To have a possibility to log in from wherever I want. Also all my second factor authenticators are on it instead of my main phone and I need them regularly.
To protect against the risk of theft, I’m relying on android’s full disk encryption, lock screen and keepass manager itself asking for a password/pin on access, and I also have backups of everything from the device.
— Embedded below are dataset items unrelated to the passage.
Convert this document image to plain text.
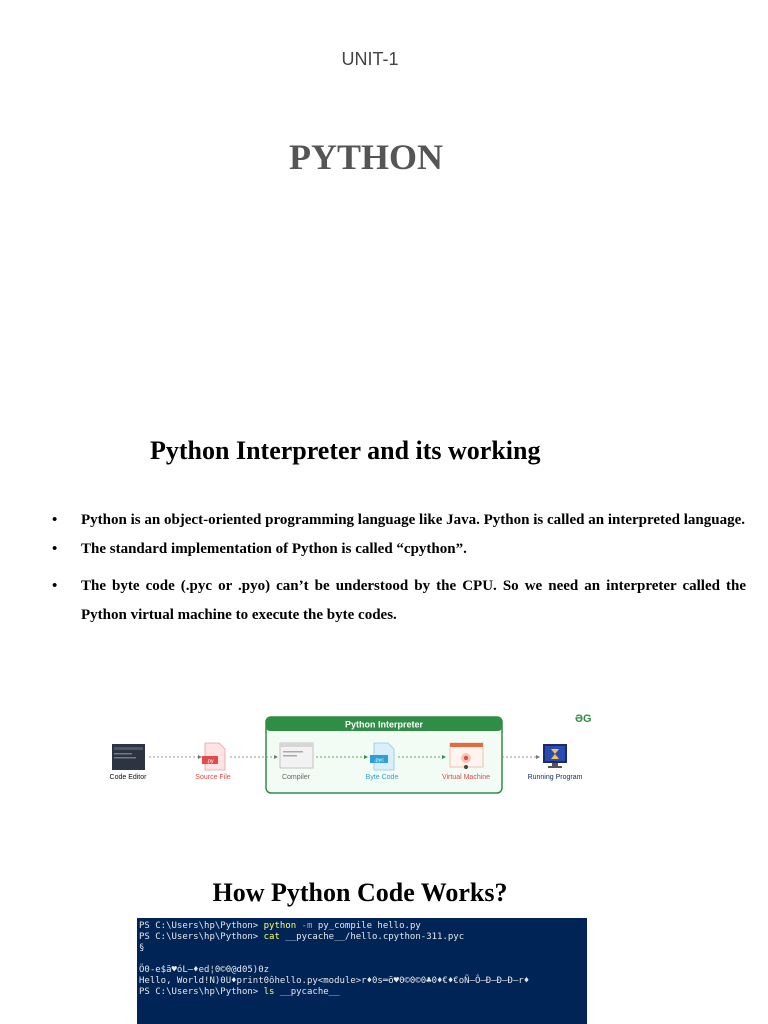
UNIT-1
PYTHON
Python Interpreter and its working
• Python is an object-oriented programming language like Java. Python is called an interpreted language.
• The standard implementation of Python is called “cpython”.
• The byte code (.pyc or .pyo) can’t be understood by the CPU. So we need an interpreter called the Python virtual machine to execute the byte codes.
ƏG
Python Interpreter
Code Editor
.py
Source File	Compiler
.pyc
Byte Code	Virtual Machine	Running Program
How Python Code Works?
PS C:\Users\hp\Python> python -m py_compile hello.py
PS C:\Users\hp\Python> cat __pycache__/hello.cpython-311.pyc
§

Ö0-e$ã♥óL—♦ed¦0©0@d05)0z
Hello, World!N)0U♦print0ôhello.py<module>r♦0s═õ♥0©0©0♣0♦€♦€oÑ—Ô—Ð—Ð—Ð—r♦
PS C:\Users\hp\Python> ls __pycache__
Yes, that’s why I also enable second factor everywhere it’s possible
Well that’s been an interesting discussion. Thanks. Now I will try to fall asleep without getting paranoid
As a conclusion and food for thought, I have this comic:
The only advice I can make with regards to that is to keep a low profile. If noone knows you had any wealth to begin with, it’s hard to get wrenched for it
I also don’t plan on declaring my bitcoin holdings, partly for this reason too - noone needs to know about them, even the tax people
Oh, so you also hold bitcoin? Can you share your reasons behind investing in bitcoin? Do you hold other cryptocurrencies? Do you invest a large portion your portfolio in crypto? How to buy and store bitcoin that it’s safe? How would you interpret the current $4000 price, do you think it is still undervalued in the long term? And finally, any other significant investments than the stock market and crypto? Sorry for the series of questions, I’ve been battling with the idea of bitcoin for some time and still don’t know what to think about it.
Please keep this topic on topic, and shift to another thread when needed.
I guess this is more useful if you usually set market orders? I usually set limit orders a bit below the current price.
It looks kind of like a hybrid solution to me (internally it pretty much seems to be doing what you do but readjusting to market conditions).
I am not sure if it is better or worse.